Kinnaird declined to estimate the size of the U.S. investment, implying that the first five stores would be bankrolled through existing cash flow. Manzanita Capital has been a partner since 2003.
The Space NK approach involves providing an intimate boutique ambiance with a highly specialized, tightly edited assortment aimed at problem solving. The key is customer service. Kinnaird stresses that all the sales staff is trained with six weeks of schooling across all the brands. In the U.K., a typical store will have five to 18 sales people on the selling floor at any time, Kinnaird noted. The Greene Street store not only will have treatment areas, but there will be a room downstairs where lecturers and makeup artists can give talks on trends and seasonal looks. In terms of diversification, Space NK is in the process of opening a new flagship with a spa in the Knightsbridge section of London at 40 Hans Crescent. The first spa location was opened in Notting Hill in 1999. Space NK also opened a men’s store in London’s Soho last year.
When asked how Space NK could differentiate itself from Sephora in the U.S. market, Kinnaird pointed out that her stores are much smaller, with some units measuring only 500 square feet, and therefore more intimate. The size of an average Sephora has been quoted at 4,500 square feet.
Small spaces also dictate a finely crafted editing job. Part of the success in the U.K. stemmed from merchandising niche American brands, so Kinnaird intends to present the U.S. with some exclusive European names, such as Hinles & Baumes, a morning face cream; Sheerin Okho, described as a combination of cosmetological performance and natural ingredients along the lines of skin care by Dr. Sebagh and Dr. Hauschka, and Pro-Ferm, an antiaging cream, based on research in the Bio-Technology Institute of the Berlin Technical University, that is designed to work with the body’s immune system to repair cellular damage.
Kinnaird said the average Space NK store carries 50 to 60 brands, with more than 40 percent of sales generated by skin care (including Eve Lom), 30 percent by color cosmetics, 10 percent by hair and fragrance and the remaining 20 percent by the Space NK house brand.
Kinnaird noted that, while a Sephora store may have 28 color brands, Space NK will have five or six. “The customers appreciate the cherry-picking we do for them,” she observed.
The initial reaction seems welcoming. William Lauder, chief executive officer of the Estée Lauder Cos., pointed out it will be more challenging to open enough stores to make a footprint in the U.S. than it was in the U.K. But, he added, “they are a very imaginative retailer and I think there is always room in the marketplace for imaginative retailers.”

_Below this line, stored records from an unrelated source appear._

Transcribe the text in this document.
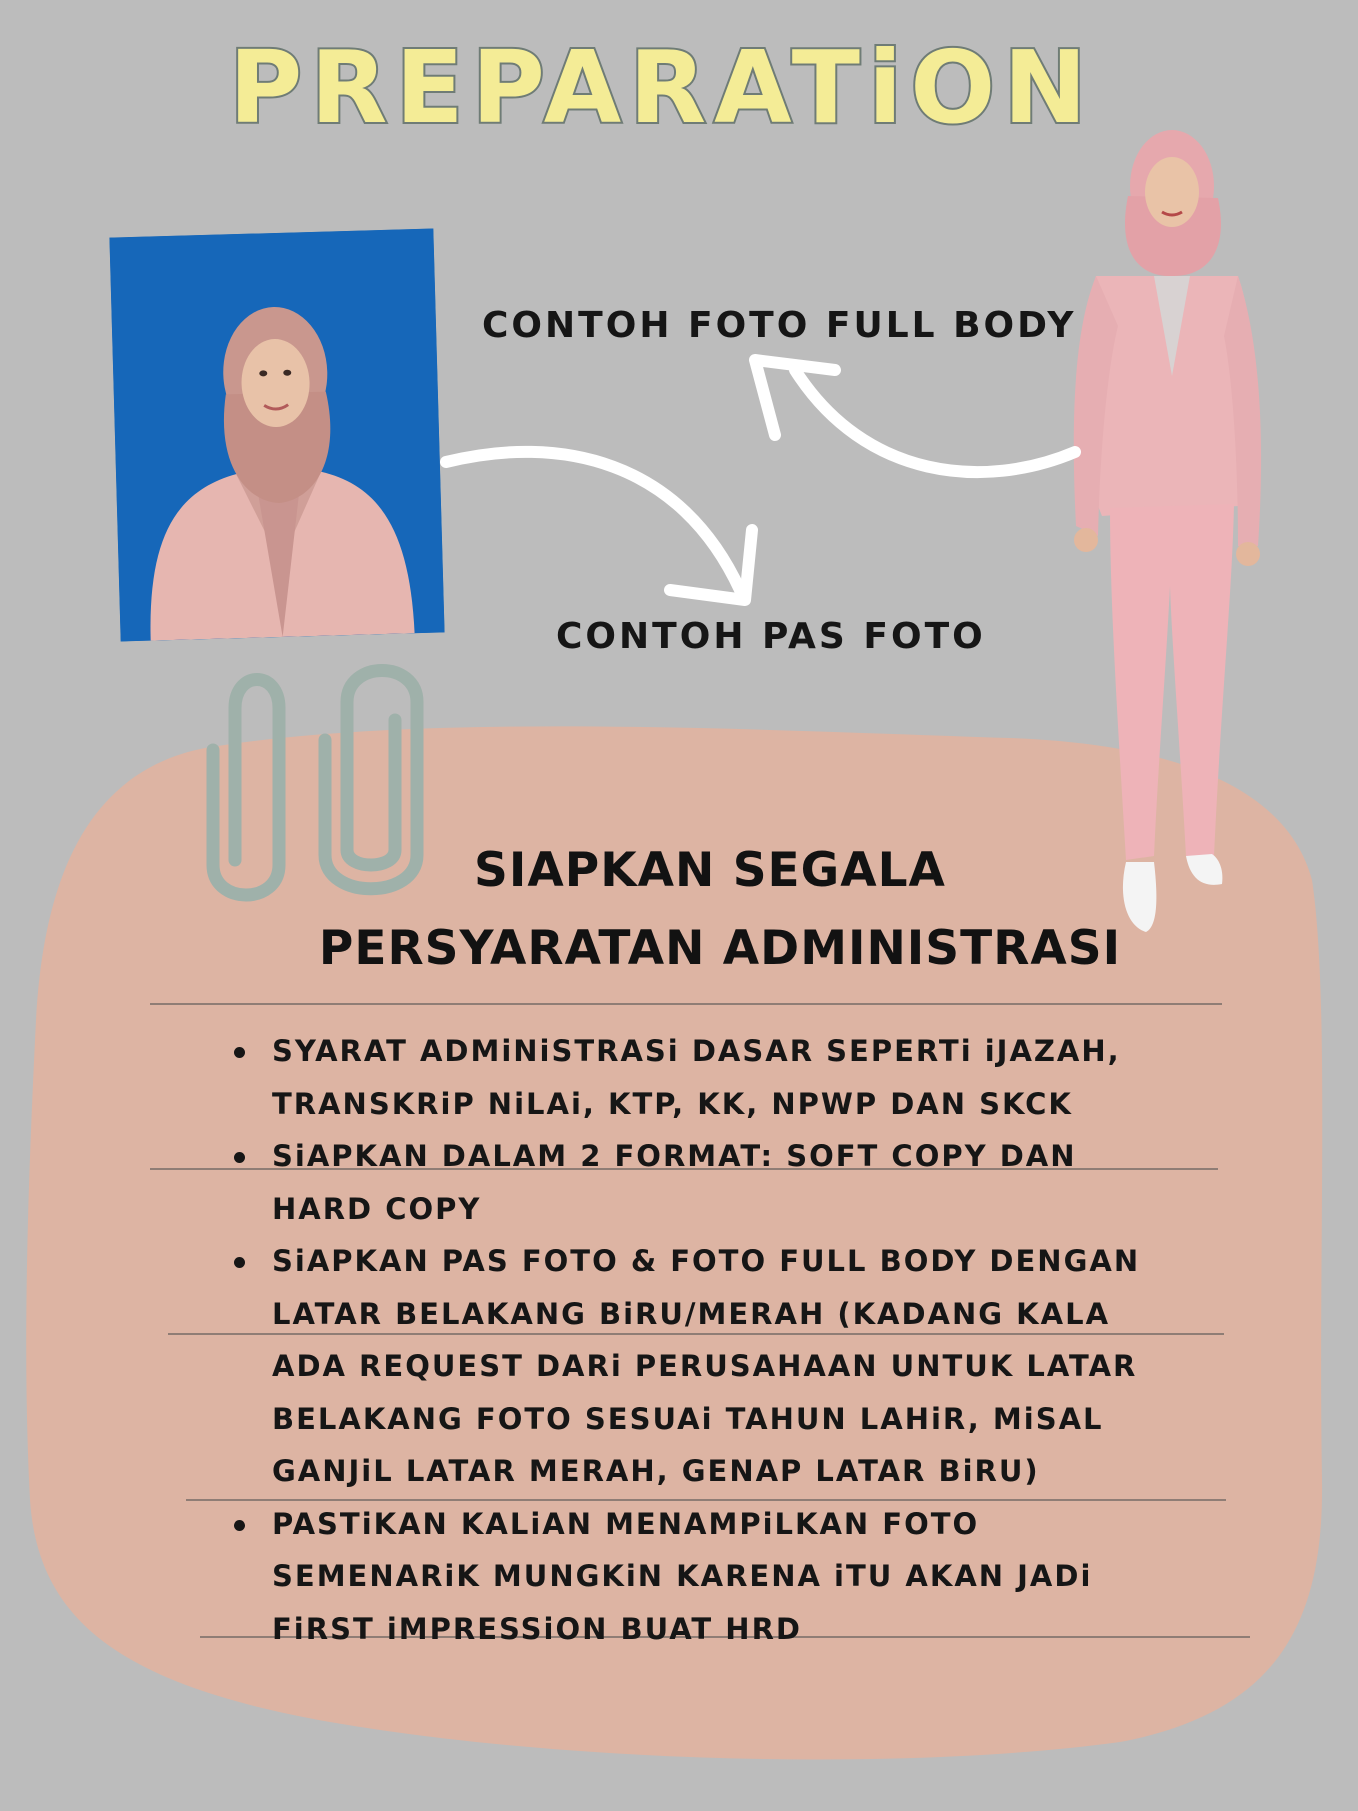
PREPARATiON
CONTOH FOTO FULL BODY
CONTOH PAS FOTO
SIAPKAN SEGALA
PERSYARATAN ADMINISTRASI
SYARAT ADMiNiSTRASi DASAR SEPERTi iJAZAH,
TRANSKRiP NiLAi, KTP, KK, NPWP DAN SKCK
SiAPKAN DALAM 2 FORMAT: SOFT COPY DAN
HARD COPY
SiAPKAN PAS FOTO & FOTO FULL BODY DENGAN
LATAR BELAKANG BiRU/MERAH (KADANG KALA
ADA REQUEST DARi PERUSAHAAN UNTUK LATAR
BELAKANG FOTO SESUAi TAHUN LAHiR, MiSAL
GANJiL LATAR MERAH, GENAP LATAR BiRU)
PASTiKAN KALiAN MENAMPiLKAN FOTO
SEMENARiK MUNGKiN KARENA iTU AKAN JADi
FiRST iMPRESSiON BUAT HRD
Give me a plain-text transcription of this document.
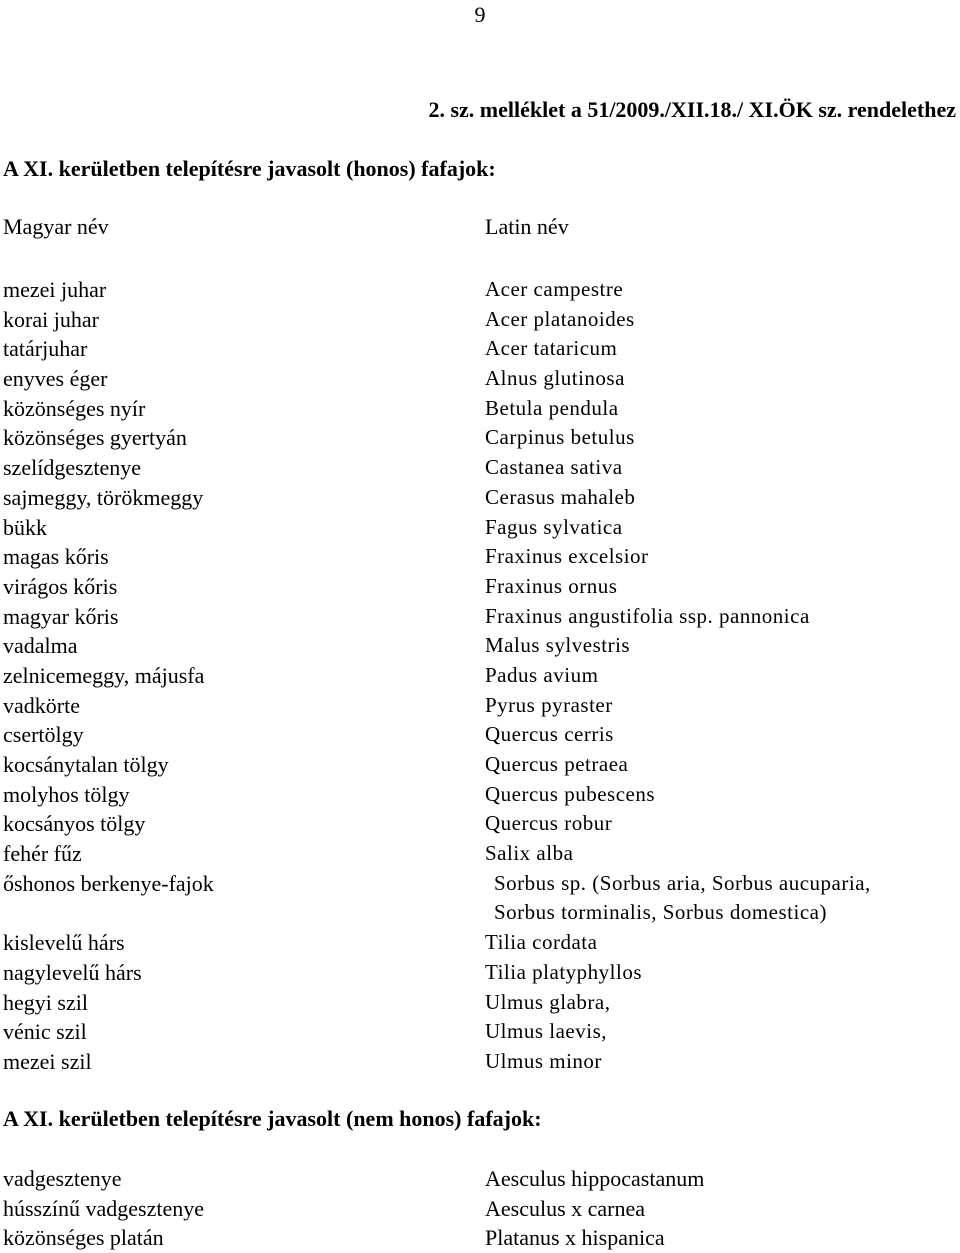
9
2. sz. melléklet a 51/2009./XII.18./ XI.ÖK sz. rendelethez
A XI. kerületben telepítésre javasolt (honos) fafajok:
Magyar név	Latin név
mezei juhar	Acer campestre
korai juhar	Acer platanoides
tatárjuhar	Acer tataricum
enyves éger	Alnus glutinosa
közönséges nyír	Betula pendula
közönséges gyertyán	Carpinus betulus
szelídgesztenye	Castanea sativa
sajmeggy, törökmeggy	Cerasus mahaleb
bükk	Fagus sylvatica
magas kőris	Fraxinus excelsior
virágos kőris	Fraxinus ornus
magyar kőris	Fraxinus angustifolia ssp. pannonica
vadalma	Malus sylvestris
zelnicemeggy, májusfa	Padus avium
vadkörte	Pyrus pyraster
csertölgy	Quercus cerris
kocsánytalan tölgy	Quercus petraea
molyhos tölgy	Quercus pubescens
kocsányos tölgy	Quercus robur
fehér fűz	Salix alba
őshonos berkenye-fajok	Sorbus sp. (Sorbus aria, Sorbus aucuparia,
Sorbus torminalis, Sorbus domestica)
kislevelű hárs	Tilia cordata
nagylevelű hárs	Tilia platyphyllos
hegyi szil	Ulmus glabra,
vénic szil	Ulmus laevis,
mezei szil	Ulmus minor
A XI. kerületben telepítésre javasolt (nem honos) fafajok:
vadgesztenye	Aesculus hippocastanum
hússzínű vadgesztenye	Aesculus x carnea
közönséges platán	Platanus x hispanica
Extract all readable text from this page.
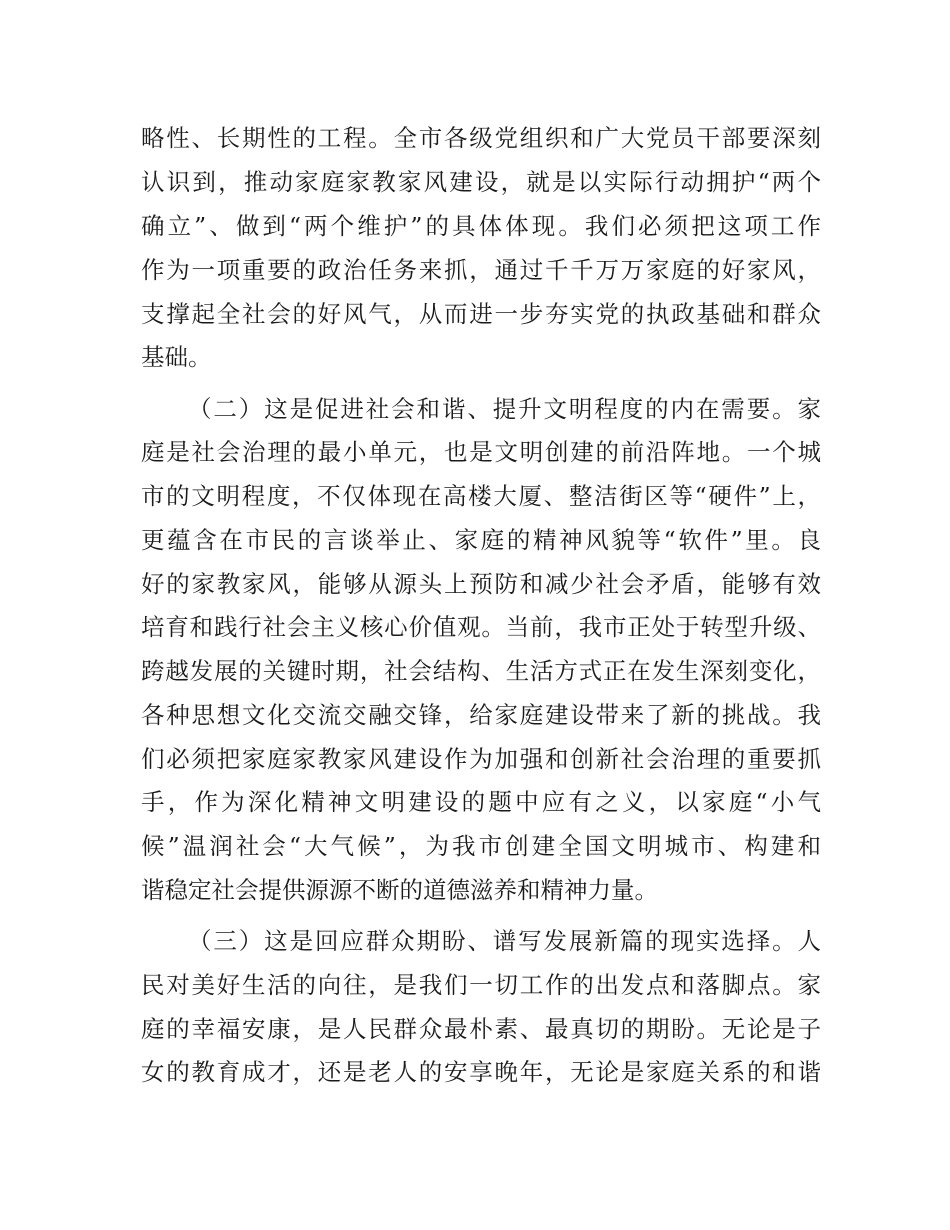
略性、长期性的工程。全市各级党组织和广大党员干部要深刻
认识到，推动家庭家教家风建设，就是以实际行动拥护“两个
确立”、做到“两个维护”的具体体现。我们必须把这项工作
作为一项重要的政治任务来抓，通过千千万万家庭的好家风，
支撑起全社会的好风气，从而进一步夯实党的执政基础和群众
基础。
（二）这是促进社会和谐、提升文明程度的内在需要。家
庭是社会治理的最小单元，也是文明创建的前沿阵地。一个城
市的文明程度，不仅体现在高楼大厦、整洁街区等“硬件”上，
更蕴含在市民的言谈举止、家庭的精神风貌等“软件”里。良
好的家教家风，能够从源头上预防和减少社会矛盾，能够有效
培育和践行社会主义核心价值观。当前，我市正处于转型升级、
跨越发展的关键时期，社会结构、生活方式正在发生深刻变化，
各种思想文化交流交融交锋，给家庭建设带来了新的挑战。我
们必须把家庭家教家风建设作为加强和创新社会治理的重要抓
手，作为深化精神文明建设的题中应有之义，以家庭“小气
候”温润社会“大气候”，为我市创建全国文明城市、构建和
谐稳定社会提供源源不断的道德滋养和精神力量。
（三）这是回应群众期盼、谱写发展新篇的现实选择。人
民对美好生活的向往，是我们一切工作的出发点和落脚点。家
庭的幸福安康，是人民群众最朴素、最真切的期盼。无论是子
女的教育成才，还是老人的安享晚年，无论是家庭关系的和谐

Sylvie Chantecaille praised Kinnaird for her foresight in providing a personal, service-oriented alternative to a very traditional British market model. “I think they will be competitive with Barneys,” she said, in terms of a launching pad for new luxurious brands in a relaxed selling environment. Asked if there is a need for another beauty retailer, Chantecaille replied: “If anyone does something well, they become needed. And they have done things well in Europe.”